Thanks. Eric, are you planning on drilling the holes for insert adjustment or just leave it as-is? If anyone else does make it, let your first be your primary template, like write down how high your rabbeting bit should be and how deep, where the hole should be to pull it out, etc., and use a pattern bit to make more in the future with far more ease. I have one set aside for that task with a few more blanks ready for a pattern run in case I need to make more. The only thing I’ve been wanting to do is put a finish on the mdf, but I’m kind of weary it’ll bulge due to MDF’s property for absorption, so I leave it as-is. No complaints after 6+ month of usage. :)

View EricLew's profile


72 posts in 785 days

#9 posted 03-03-2015 02:36 AM

Yes, I also have one set aside as my “master pattern”. I had planned to drill the holes for the adjustment screws but when I first got the screws properly adjusted and put the insert in, it was so snug and flush with the table top, I decided to leave it as is because it looked so nice and clean.

I am planning on finishing them but haven’t yet decided on what I want to do. Stain plus Polyurethane, Johnson’s wax, varnish, etc.

-- I love the smell of coffee in the morning, and sawdust in the afternoon

View hotbyte's profile


825 posts in 2394 days

#10 posted 03-30-2015 01:57 PM

I just picked up one of these saws yesterday and will be making some ZCI soon.

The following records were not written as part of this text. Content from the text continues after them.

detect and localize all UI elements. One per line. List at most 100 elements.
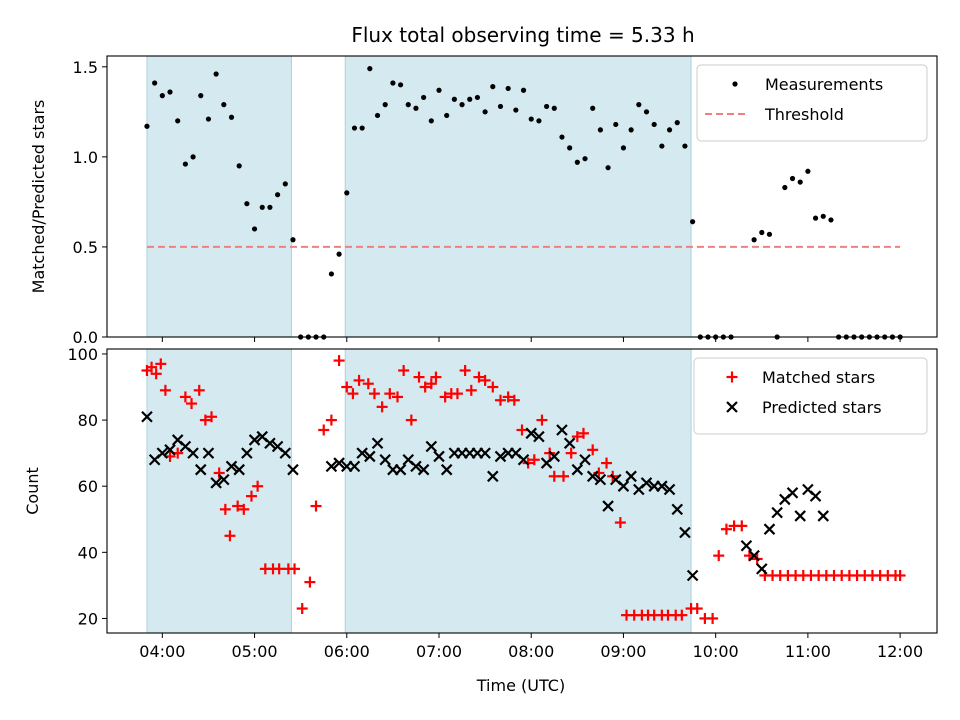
measurement-point <box>421 94 427 101</box>
predicted-star-point <box>218 473 230 486</box>
y-tick-label: 60 <box>78 477 98 496</box>
predicted-star-point <box>671 503 684 516</box>
y-tick-label: 40 <box>78 543 98 562</box>
measurement-point <box>182 161 188 167</box>
matched-star-point <box>368 388 380 400</box>
measurement-point <box>167 89 173 95</box>
matched-star-point <box>494 394 506 406</box>
measurement-point <box>828 217 834 223</box>
matched-star-point <box>245 490 257 502</box>
predicted-star-point <box>640 477 653 489</box>
predicted-star-point <box>579 453 591 466</box>
matched-star-point <box>392 391 403 403</box>
matched-star-point <box>601 457 613 469</box>
predicted-star-point <box>740 539 753 552</box>
predicted-star-point <box>417 463 430 476</box>
predicted-star-point <box>425 440 438 453</box>
measurement-point <box>582 156 588 162</box>
matched-star-point <box>487 381 499 393</box>
predicted-star-point <box>410 460 422 473</box>
predicted-star-point <box>817 510 830 522</box>
plot-frame <box>106 55 938 338</box>
predicted-star-point <box>364 450 376 463</box>
measurement-point <box>213 71 219 77</box>
measurement-point <box>251 226 258 232</box>
predicted-star-point <box>748 549 760 562</box>
matched-star-point <box>179 391 191 403</box>
matched-star-point <box>565 447 577 459</box>
predicted-star-point <box>663 483 676 496</box>
matched-star-point <box>577 427 589 439</box>
measurement-point <box>797 179 803 185</box>
measurement-point <box>551 105 557 111</box>
y-tick-label: 1.5 <box>73 58 98 77</box>
matched-star-point <box>587 444 599 456</box>
measurement-point <box>751 237 757 243</box>
legend-box <box>696 64 928 142</box>
predicted-star-point <box>656 480 668 492</box>
predicted-star-point <box>548 450 561 463</box>
matched-star-point <box>405 414 417 426</box>
measurement-point <box>528 116 534 122</box>
measurement-point <box>344 190 350 196</box>
measurement-point <box>482 109 488 115</box>
matched-star-point <box>691 603 703 615</box>
matched-star-point <box>413 371 425 383</box>
matched-star-point <box>451 388 463 400</box>
measurement-point <box>805 168 811 174</box>
predicted-star-point <box>617 480 630 492</box>
observing-span <box>146 56 292 337</box>
predicted-star-point <box>287 463 299 476</box>
measurement-point <box>175 118 181 124</box>
measurement-point <box>205 116 212 122</box>
matched-star-point <box>516 424 528 436</box>
predicted-star-point <box>517 453 530 466</box>
predicted-star-point <box>187 447 199 459</box>
observing-span <box>345 56 692 337</box>
measurement-point <box>359 125 365 131</box>
x-tick-label: 04:00 <box>139 642 185 661</box>
predicted-star-point <box>563 437 576 450</box>
matched-star-point <box>479 374 491 386</box>
matched-star-point <box>398 364 410 376</box>
matched-star-point <box>150 368 162 380</box>
matched-star-point <box>473 371 485 383</box>
y-tick-label: 0.0 <box>73 328 98 347</box>
measurement-point <box>328 271 335 277</box>
matched-star-point <box>536 414 548 426</box>
y-tick-label: 100 <box>67 345 98 364</box>
count-panel: 20 40 60 80 100 04:00 05:00 06:00 07:00 08:00 09:0… <box>23 345 938 661</box>
measurement-point <box>543 103 550 110</box>
measurement-point <box>451 96 457 102</box>
x-tick-label: 08:00 <box>508 642 554 661</box>
predicted-star-point <box>556 424 568 436</box>
measurement-point <box>282 181 288 187</box>
legend-handle <box>726 371 738 383</box>
matched-star-point <box>720 523 732 535</box>
legend-handle <box>726 401 738 413</box>
y-tick-label: 80 <box>78 411 98 430</box>
matched-star-point <box>238 503 250 515</box>
predicted-star-point <box>225 460 238 473</box>
plot-frame <box>106 348 938 634</box>
matched-star-point <box>273 563 285 575</box>
measurement-point <box>228 114 235 120</box>
measurement-point <box>152 80 158 86</box>
measurement-point <box>659 143 665 149</box>
matched-star-point <box>548 470 560 482</box>
matched-star-point <box>384 388 396 400</box>
predicted-star-point <box>194 463 207 476</box>
measurement-point <box>666 127 673 133</box>
ratio-panel: 0.0 0.5 1.0 1.5 Matched/Predicted stars Measu… <box>29 55 938 347</box>
measurement-point <box>497 103 504 110</box>
measurement-point <box>567 145 573 151</box>
matched-star-point <box>318 424 330 436</box>
measurement-point <box>367 66 373 72</box>
matched-star-point <box>232 500 244 512</box>
predicted-star-point <box>602 500 614 512</box>
predicted-star-point <box>141 410 153 423</box>
matched-star-point <box>736 520 748 532</box>
measurement-point <box>190 154 196 160</box>
measurement-point <box>336 251 342 257</box>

For my old Craftsman 113 saw which had the thin metal inserts, I would place the insert blank into the opening before routing the edge to be 1/8”. This would leave 3/8” sticking up proud of the table top so I could not use the fence to hold it down will raising the blade. I used some length of boards across blank and clamped at front/back of the saw. You could also place fence right beside the blank and clamp a board to the fence to hold blank down. Then, I could start the kerf without changing to a smaller diameter blade, finish routing/milling the edge for tabs and then finish raising blade for kerf.

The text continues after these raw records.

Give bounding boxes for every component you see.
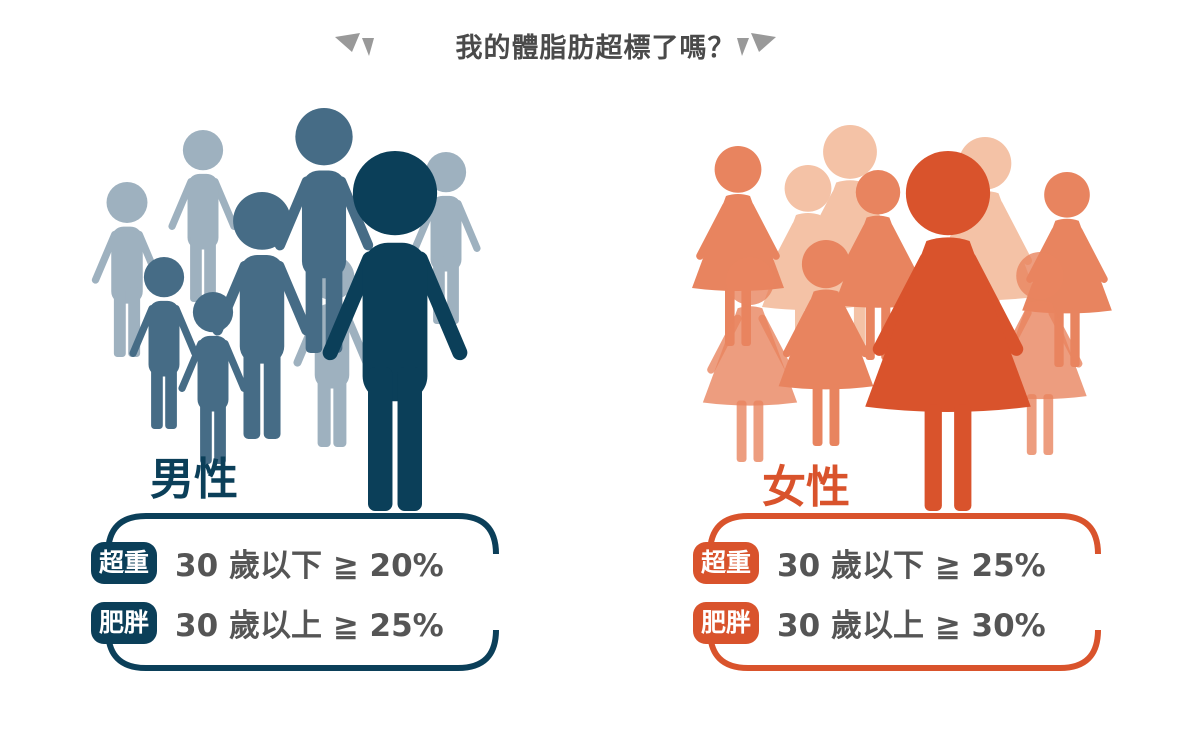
- criteria-text: 30 歲以上 ≧ 25%: [175, 608, 444, 644]
- male-crowd-illustration: [91, 107, 481, 511]
- arrow-right-icon: [737, 38, 749, 56]
- page-title: 我的體脂肪超標了嗎？: [455, 33, 736, 64]
- man-figure-icon: [212, 192, 312, 439]
- frame-bottom: [105, 629, 499, 671]
- man-figure-icon: [91, 182, 163, 357]
- criteria-text: 30 歲以下 ≧ 20%: [175, 548, 444, 584]
- woman-figure-icon: [702, 257, 798, 462]
- male-label: 男性: [150, 454, 238, 505]
- arrow-right-icon: [751, 33, 776, 52]
- male-obese-row: 肥胖 30 歲以上 ≧ 25%: [91, 600, 444, 645]
- man-figure-icon: [274, 107, 374, 353]
- female-obese-row: 肥胖 30 歲以上 ≧ 30%: [693, 600, 1046, 645]
- info-frames: [105, 513, 1101, 671]
- man-figure-icon: [322, 151, 468, 511]
- arrow-left-icon: [335, 33, 360, 52]
- female-crowd-illustration: [692, 125, 1112, 511]
- female-overweight-row: 超重 30 歲以下 ≧ 25%: [693, 540, 1046, 585]
- male-overweight-row: 超重 30 歲以下 ≧ 20%: [91, 540, 444, 585]
- arrow-left-icon: [362, 38, 374, 56]
- woman-figure-icon: [692, 146, 784, 346]
- criteria-text: 30 歲以上 ≧ 30%: [777, 608, 1046, 644]
- criteria-text: 30 歲以下 ≧ 25%: [777, 548, 1046, 584]
- frame-top: [105, 513, 499, 555]
- woman-figure-icon: [778, 239, 874, 446]
- frame-top: [707, 513, 1101, 555]
- overweight-badge: 超重: [693, 541, 760, 584]
- frame-bottom: [707, 629, 1101, 671]
- woman-figure-icon: [865, 151, 1031, 511]
- overweight-badge: 超重: [91, 541, 158, 584]
- obese-badge: 肥胖: [693, 601, 760, 644]
- title-arrows: [335, 33, 776, 56]
- man-figure-icon: [178, 292, 248, 464]
- man-figure-icon: [129, 257, 199, 429]
- female-label: 女性: [762, 462, 850, 513]
- obese-badge: 肥胖: [91, 601, 158, 644]
- man-figure-icon: [168, 130, 238, 302]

View bluephi1914's profile


45 posts in 777 days

#11 posted 04-30-2015 02:42 AM

Just got my delta dado plate for $39, currently looking for a zero clerance… I may end up making one.

-- Jack of all trades and a master of most of them.

View nickswoodshop's profile


11 posts in 744 days

#12 posted 08-14-2015 04:48 PM

I know this thread is a little old, but in case anyone comes across this in the future, Leecraft is planning on making zero-clearance inserts available for the 36-725 soon. I emailed them this morning to ask about them, and they’re adding me to an email list to be notified when they go on sale!